Jonás, a su lado, miraba el espectáculo con la boca abierta. En poco tiempo, estuvieron rodeados de tantos peces muertos que se hizo difícil alcanzar a ver la superficie del mar. El aire se llenó del penetrante aroma de las pescaderías de mercado, de las lonjas a primeras horas del día, cuando el pescado fresco se introduce en cajas enormes para su venta.
Miguel se pasó una mano por su poblada barba.
—Esto… ¿qué es,
Migué
? —le preguntó Jonás.
—No lo sé, macho.
Jonás espió la superficie, inquieto. De repente el agua oscura que tanto amaba le pareció misteriosa y hostil, como si encerrara un antiguo mal invisible y colérico. Pensó en los vertidos extraños que de vez en cuando asolaban las costas, pero en toda la noche no habían visto ni un solo barco alrededor, ni siquiera en la línea del horizonte, donde solían acechar grandes buques mercantes por su proximidad al puerto.

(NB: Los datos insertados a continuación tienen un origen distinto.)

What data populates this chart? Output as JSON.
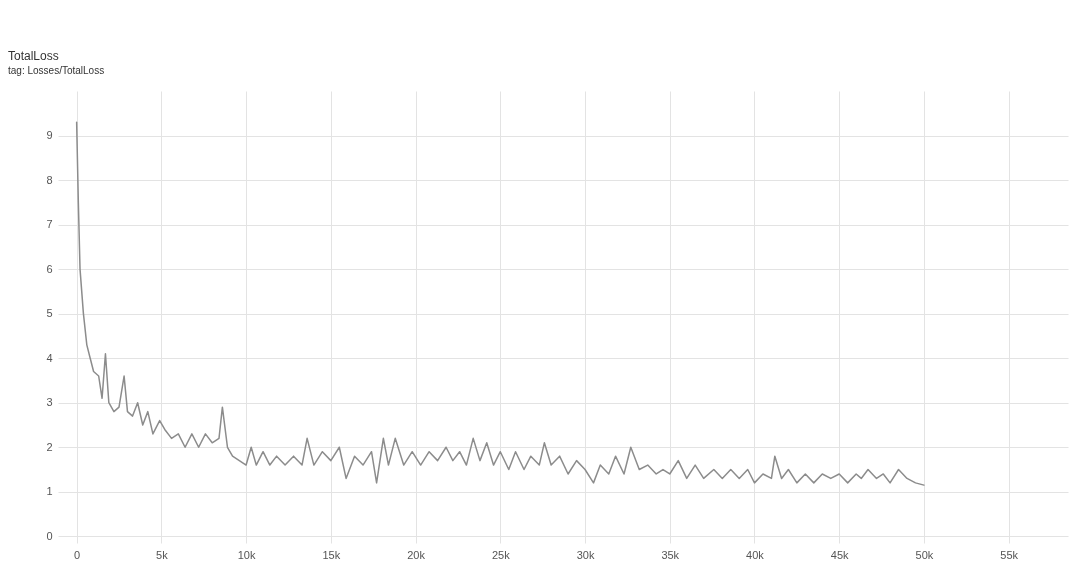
{
  "chart_data": {
    "type": "line",
    "title": "TotalLoss",
    "subtitle": "tag: Losses/TotalLoss",
    "x": [
      0,
      100,
      200,
      400,
      600,
      800,
      1000,
      1300,
      1500,
      1700,
      1900,
      2200,
      2500,
      2800,
      3000,
      3300,
      3600,
      3900,
      4200,
      4500,
      4900,
      5200,
      5600,
      6000,
      6400,
      6800,
      7200,
      7600,
      8000,
      8400,
      8600,
      8900,
      9200,
      9600,
      10000,
      10300,
      10600,
      11000,
      11400,
      11800,
      12300,
      12800,
      13300,
      13600,
      14000,
      14500,
      15000,
      15500,
      15900,
      16400,
      16900,
      17400,
      17700,
      18100,
      18400,
      18800,
      19300,
      19800,
      20300,
      20800,
      21300,
      21800,
      22200,
      22600,
      23000,
      23400,
      23800,
      24200,
      24600,
      25000,
      25500,
      25900,
      26400,
      26800,
      27300,
      27600,
      28000,
      28500,
      29000,
      29500,
      30000,
      30500,
      30900,
      31400,
      31800,
      32300,
      32700,
      33200,
      33700,
      34200,
      34600,
      35000,
      35500,
      36000,
      36500,
      37000,
      37600,
      38100,
      38600,
      39100,
      39600,
      40000,
      40500,
      41000,
      41200,
      41600,
      42000,
      42500,
      43000,
      43500,
      44000,
      44500,
      45000,
      45500,
      46000,
      46300,
      46700,
      47200,
      47600,
      48000,
      48500,
      49000,
      49500,
      50000
    ],
    "series": [
      {
        "color": "#8c8c8c",
        "values": [
          9.3,
          7.5,
          6,
          5.0,
          4.3,
          4.0,
          3.7,
          3.6,
          3.1,
          4.1,
          3.0,
          2.8,
          2.9,
          3.6,
          2.8,
          2.7,
          3.0,
          2.5,
          2.8,
          2.3,
          2.6,
          2.4,
          2.2,
          2.3,
          2.0,
          2.3,
          2.0,
          2.3,
          2.1,
          2.2,
          2.9,
          2.0,
          1.8,
          1.7,
          1.6,
          2.0,
          1.6,
          1.9,
          1.6,
          1.8,
          1.6,
          1.8,
          1.6,
          2.2,
          1.6,
          1.9,
          1.7,
          2.0,
          1.3,
          1.8,
          1.6,
          1.9,
          1.2,
          2.2,
          1.6,
          2.2,
          1.6,
          1.9,
          1.6,
          1.9,
          1.7,
          2.0,
          1.7,
          1.9,
          1.6,
          2.2,
          1.7,
          2.1,
          1.6,
          1.9,
          1.5,
          1.9,
          1.5,
          1.8,
          1.6,
          2.1,
          1.6,
          1.8,
          1.4,
          1.7,
          1.5,
          1.2,
          1.6,
          1.4,
          1.8,
          1.4,
          2.0,
          1.5,
          1.6,
          1.4,
          1.5,
          1.4,
          1.7,
          1.3,
          1.6,
          1.3,
          1.5,
          1.3,
          1.5,
          1.3,
          1.5,
          1.2,
          1.4,
          1.3,
          1.8,
          1.3,
          1.5,
          1.2,
          1.4,
          1.2,
          1.4,
          1.3,
          1.4,
          1.2,
          1.4,
          1.3,
          1.5,
          1.3,
          1.4,
          1.2,
          1.5,
          1.3,
          1.2,
          1.15
        ]
      }
    ],
    "xlim": [
      -1100,
      58500
    ],
    "ylim": [
      -0.15,
      10
    ],
    "xticks": [
      0,
      {
        "value": 5000,
        "label": "5k"
      },
      {
        "value": 10000,
        "label": "10k"
      },
      {
        "value": 15000,
        "label": "15k"
      },
      {
        "value": 20000,
        "label": "20k"
      },
      {
        "value": 25000,
        "label": "25k"
      },
      {
        "value": 30000,
        "label": "30k"
      },
      {
        "value": 35000,
        "label": "35k"
      },
      {
        "value": 40000,
        "label": "40k"
      },
      {
        "value": 45000,
        "label": "45k"
      },
      {
        "value": 50000,
        "label": "50k"
      },
      {
        "value": 55000,
        "label": "55k"
      }
    ],
    "yticks": [
      0,
      1,
      2,
      3,
      4,
      5,
      6,
      7,
      8,
      9
    ],
    "grid": true,
    "line_style": "solid",
    "marker": "none"
  }
}
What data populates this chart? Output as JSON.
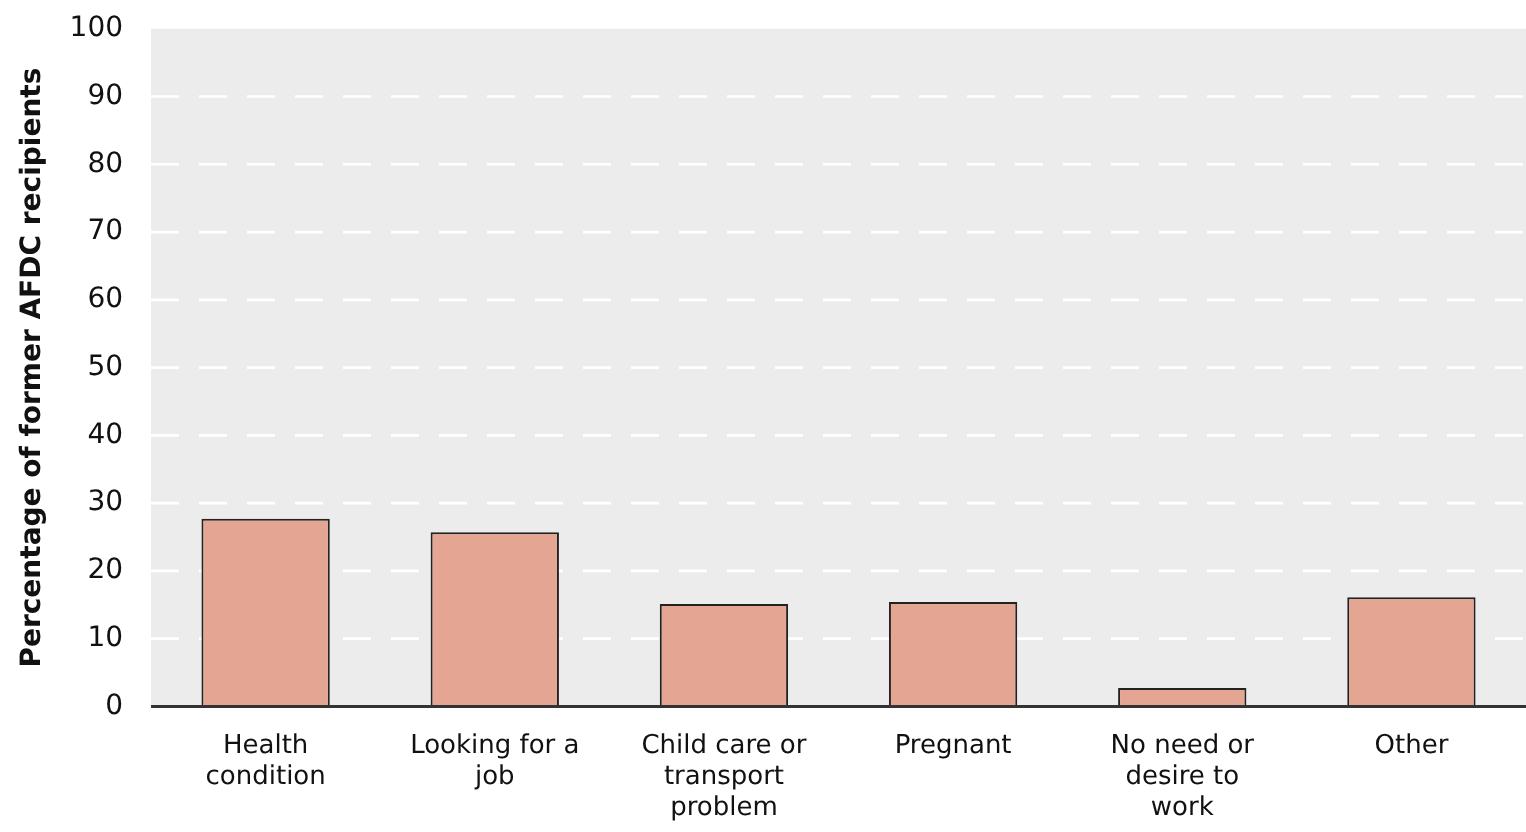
{
  "chart_data": {
    "type": "bar",
    "ylabel": "Percentage of former AFDC recipients",
    "categories": [
      "Health condition",
      "Looking for a job",
      "Child care or transport problem",
      "Pregnant",
      "No need or desire to work",
      "Other"
    ],
    "values": [
      27.7,
      25.7,
      15.1,
      15.4,
      2.7,
      16.1
    ],
    "color": "#e4a592",
    "ylim": [
      0,
      100
    ],
    "yticks": [
      0,
      10,
      20,
      30,
      40,
      50,
      60,
      70,
      80,
      90,
      100
    ],
    "grid": "y"
  }
}
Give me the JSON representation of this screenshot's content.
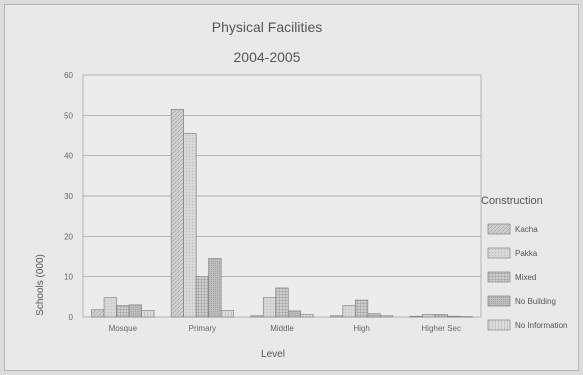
{
  "chart_data": {
    "type": "bar",
    "title": "Physical Facilities",
    "subtitle": "2004-2005",
    "xlabel": "Level",
    "ylabel": "Schools (000)",
    "ylim": [
      0,
      60
    ],
    "yticks": [
      0,
      10,
      20,
      30,
      40,
      50,
      60
    ],
    "grid": true,
    "legend_title": "Construction",
    "legend_position": "right",
    "categories": [
      "Mosque",
      "Primary",
      "Middle",
      "High",
      "Higher Sec"
    ],
    "series": [
      {
        "name": "Kacha",
        "values": [
          1.8,
          51.5,
          0.3,
          0.3,
          0.2
        ],
        "color": "#d2d2d2",
        "pattern": "kacha"
      },
      {
        "name": "Pakka",
        "values": [
          4.8,
          45.5,
          4.8,
          2.8,
          0.6
        ],
        "color": "#d6d6d6",
        "pattern": "pakka"
      },
      {
        "name": "Mixed",
        "values": [
          2.8,
          10.0,
          7.2,
          4.2,
          0.6
        ],
        "color": "#cdcdcd",
        "pattern": "mixed"
      },
      {
        "name": "No Building",
        "values": [
          3.0,
          14.5,
          1.5,
          0.8,
          0.2
        ],
        "color": "#c4c4c4",
        "pattern": "nobuilding"
      },
      {
        "name": "No Information",
        "values": [
          1.6,
          1.6,
          0.6,
          0.3,
          0.1
        ],
        "color": "#dadada",
        "pattern": "noinfo"
      }
    ]
  }
}
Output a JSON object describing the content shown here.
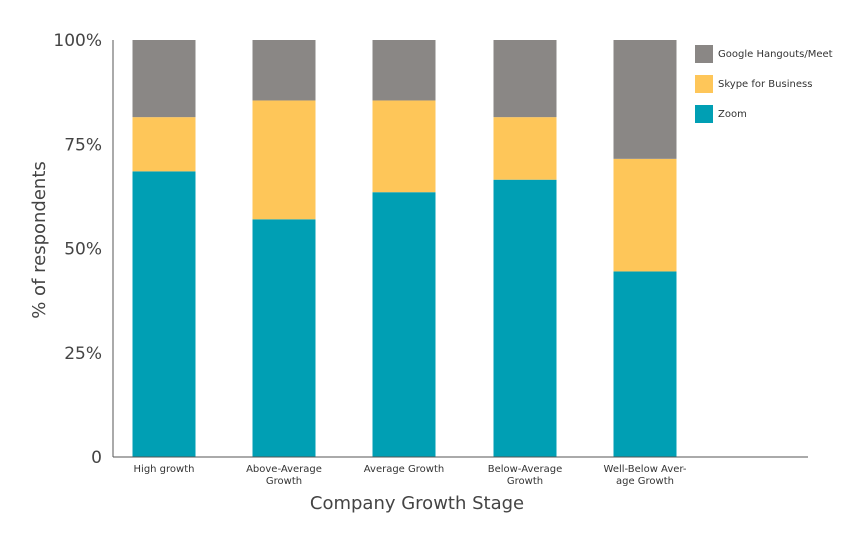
{
  "chart_data": {
    "type": "bar",
    "stacked": true,
    "title": "",
    "xlabel": "Company Growth Stage",
    "ylabel": "% of respondents",
    "ylim": [
      0,
      100
    ],
    "yticks": [
      {
        "value": 0,
        "label": "0"
      },
      {
        "value": 25,
        "label": "25%"
      },
      {
        "value": 50,
        "label": "50%"
      },
      {
        "value": 75,
        "label": "75%"
      },
      {
        "value": 100,
        "label": "100%"
      }
    ],
    "categories": [
      [
        "High growth"
      ],
      [
        "Above-Average",
        "Growth"
      ],
      [
        "Average Growth"
      ],
      [
        "Below-Average",
        "Growth"
      ],
      [
        "Well-Below Aver-",
        "age Growth"
      ]
    ],
    "series": [
      {
        "name": "Zoom",
        "color": "#009fb4",
        "values": [
          68.5,
          57,
          63.5,
          66.5,
          44.5
        ]
      },
      {
        "name": "Skype for Business",
        "color": "#fec659",
        "values": [
          13,
          28.5,
          22,
          15,
          27
        ]
      },
      {
        "name": "Google Hangouts/Meet",
        "color": "#8a8785",
        "values": [
          18.5,
          14.5,
          14.5,
          18.5,
          28.5
        ]
      }
    ],
    "legend": {
      "position": "top-right",
      "order": [
        "Google Hangouts/Meet",
        "Skype for Business",
        "Zoom"
      ]
    },
    "grid": false
  }
}
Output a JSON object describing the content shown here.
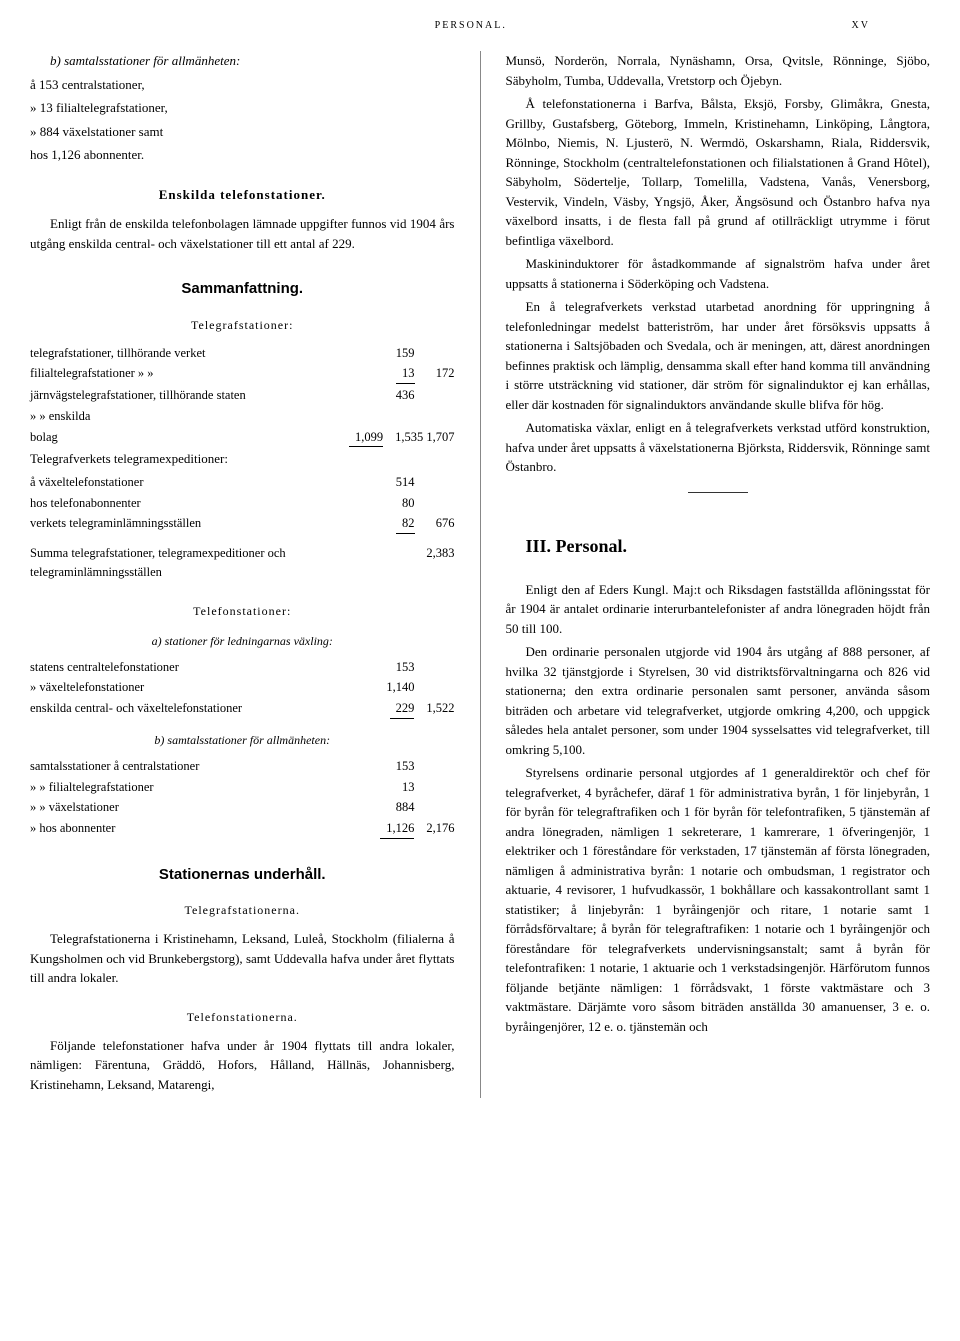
{
  "header_center": "PERSONAL.",
  "header_right": "XV",
  "col1": {
    "b_title": "b) samtalsstationer för allmänheten:",
    "b_lines": [
      "å 153 centralstationer,",
      "»   13 filialtelegrafstationer,",
      "» 884 växelstationer samt",
      "hos 1,126 abonnenter."
    ],
    "enskilda_title": "Enskilda telefonstationer.",
    "enskilda_para": "Enligt från de enskilda telefonbolagen lämnade uppgifter funnos vid 1904 års utgång enskilda central- och växelstationer till ett antal af 229.",
    "samman_title": "Sammanfattning.",
    "telegraf_sub": "Telegrafstationer:",
    "telegraf_lines": [
      {
        "label": "telegrafstationer, tillhörande verket",
        "v1": "159",
        "v2": ""
      },
      {
        "label": "filialtelegrafstationer    »              »",
        "v1": "13",
        "v2": "172"
      },
      {
        "label": "järnvägstelegrafstationer, tillhörande staten",
        "v1": "436",
        "v2": ""
      },
      {
        "label": "          »                    »        enskilda",
        "v1": "",
        "v2": ""
      },
      {
        "label": "    bolag",
        "v1": "1,099",
        "v2": "1,535  1,707"
      }
    ],
    "telegram_exp_title": "Telegrafverkets telegramexpeditioner:",
    "telegram_exp_lines": [
      {
        "label": "    å växeltelefonstationer",
        "v1": "514",
        "v2": ""
      },
      {
        "label": "    hos telefonabonnenter",
        "v1": "80",
        "v2": ""
      },
      {
        "label": "    verkets telegraminlämningsställen",
        "v1": "82",
        "v2": "676"
      }
    ],
    "summa_line": "Summa telegrafstationer, telegramexpeditioner och telegraminlämningsställen",
    "summa_val": "2,383",
    "telefon_sub": "Telefonstationer:",
    "a_title": "a) stationer för ledningarnas växling:",
    "a_lines": [
      {
        "label": "statens centraltelefonstationer",
        "v1": "153",
        "v2": ""
      },
      {
        "label": "   »     växeltelefonstationer",
        "v1": "1,140",
        "v2": ""
      },
      {
        "label": "enskilda central- och växeltelefonstationer",
        "v1": "229",
        "v2": "1,522"
      }
    ],
    "b2_title": "b) samtalsstationer för allmänheten:",
    "b2_lines": [
      {
        "label": "samtalsstationer å centralstationer",
        "v1": "153",
        "v2": ""
      },
      {
        "label": "      »            » filialtelegrafstationer",
        "v1": "13",
        "v2": ""
      },
      {
        "label": "      »            » växelstationer",
        "v1": "884",
        "v2": ""
      },
      {
        "label": "      »          hos abonnenter",
        "v1": "1,126",
        "v2": "2,176"
      }
    ],
    "underhall_title": "Stationernas underhåll.",
    "telegraf_st_title": "Telegrafstationerna.",
    "telegraf_st_para": "Telegrafstationerna i Kristinehamn, Leksand, Luleå, Stockholm (filialerna å Kungsholmen och vid Brunkebergstorg), samt Uddevalla hafva under året flyttats till andra lokaler.",
    "telefon_st_title": "Telefonstationerna.",
    "telefon_st_para": "Följande telefonstationer hafva under år 1904 flyttats till andra lokaler, nämligen: Färentuna, Gräddö, Hofors, Hålland, Hällnäs, Johannisberg, Kristinehamn, Leksand, Matarengi,"
  },
  "col2": {
    "para1": "Munsö, Norderön, Norrala, Nynäshamn, Orsa, Qvitsle, Rönninge, Sjöbo, Säbyholm, Tumba, Uddevalla, Vretstorp och Öjebyn.",
    "para2": "Å telefonstationerna i Barfva, Bålsta, Eksjö, Forsby, Glimåkra, Gnesta, Grillby, Gustafsberg, Göteborg, Immeln, Kristinehamn, Linköping, Långtora, Mölnbo, Niemis, N. Ljusterö, N. Wermdö, Oskarshamn, Riala, Riddersvik, Rönninge, Stockholm (centraltelefonstationen och filialstationen å Grand Hôtel), Säbyholm, Södertelje, Tollarp, Tomelilla, Vadstena, Vanås, Venersborg, Vestervik, Vindeln, Väsby, Yngsjö, Åker, Ängsösund och Östanbro hafva nya växelbord insatts, i de flesta fall på grund af otillräckligt utrymme i förut befintliga växelbord.",
    "para3": "Maskininduktorer för åstadkommande af signalström hafva under året uppsatts å stationerna i Söderköping och Vadstena.",
    "para4": "En å telegrafverkets verkstad utarbetad anordning för uppringning å telefonledningar medelst batteriström, har under året försöksvis uppsatts å stationerna i Saltsjöbaden och Svedala, och är meningen, att, därest anordningen befinnes praktisk och lämplig, densamma skall efter hand komma till användning i större utsträckning vid stationer, där ström för signalinduktor ej kan erhållas, eller där kostnaden för signalinduktors användande skulle blifva för hög.",
    "para5": "Automatiska växlar, enligt en å telegrafverkets verkstad utförd konstruktion, hafva under året uppsatts å växelstationerna Björksta, Riddersvik, Rönninge samt Östanbro.",
    "personal_title": "III.   Personal.",
    "personal_para1_a": "Enligt den af Eders Kungl. Maj:t och Riksdagen fastställda aflöningsstat för år 1904 är antalet ordinarie interurbantelefonister af andra lönegraden höjdt från 50 till 100.",
    "personal_para2": "Den ordinarie personalen utgjorde vid 1904 års utgång af 888 personer, af hvilka 32 tjänstgjorde i Styrelsen, 30 vid distriktsförvaltningarna och 826 vid stationerna; den extra ordinarie personalen samt personer, använda såsom biträden och arbetare vid telegrafverket, utgjorde omkring 4,200, och uppgick således hela antalet personer, som under 1904 sysselsattes vid telegrafverket, till omkring 5,100.",
    "personal_para3": "Styrelsens ordinarie personal utgjordes af 1 generaldirektör och chef för telegrafverket, 4 byråchefer, däraf 1 för administrativa byrån, 1 för linjebyrån, 1 för byrån för telegraftrafiken och 1 för byrån för telefontrafiken, 5 tjänstemän af andra lönegraden, nämligen 1 sekreterare, 1 kamrerare, 1 öfveringenjör, 1 elektriker och 1 föreståndare för verkstaden, 17 tjänstemän af första lönegraden, nämligen å administrativa byrån: 1 notarie och ombudsman, 1 registrator och aktuarie, 4 revisorer, 1 hufvudkassör, 1 bokhållare och kassakontrollant samt 1 statistiker; å linjebyrån: 1 byråingenjör och ritare, 1 notarie samt 1 förrådsförvaltare; å byrån för telegraftrafiken: 1 notarie och 1 byråingenjör och föreståndare för telegrafverkets undervisningsanstalt; samt å byrån för telefontrafiken: 1 notarie, 1 aktuarie och 1 verkstadsingenjör. Härförutom funnos följande betjänte nämligen: 1 förrådsvakt, 1 förste vaktmästare och 3 vaktmästare. Därjämte voro såsom biträden anställda 30 amanuenser, 3 e. o. byråingenjörer, 12 e. o. tjänstemän och"
  }
}
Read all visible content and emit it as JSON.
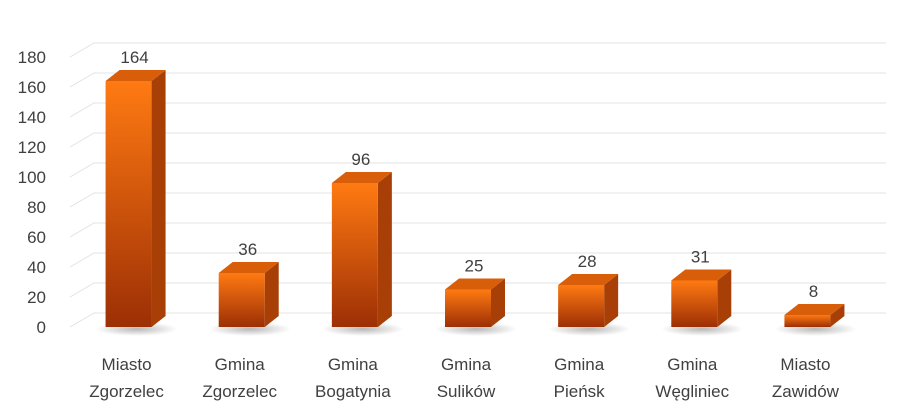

Aunque era Jonás quien debía ocuparse de la vuelta, Miguel tomó los remos y empezó a dirigir la barca hacia la orilla; sentía una imperiosa necesidad de salir de allí. Mezclado con el fuerte olor a marisma percibía algo más, algo invisible que erizaba el vello de su piel. La oscuridad a su alrededor empezaba a parecerle sofocante, y maniobrar en medio del pescado muerto, con el que normalmente se sentía tan cómodo, le resultó repugnante.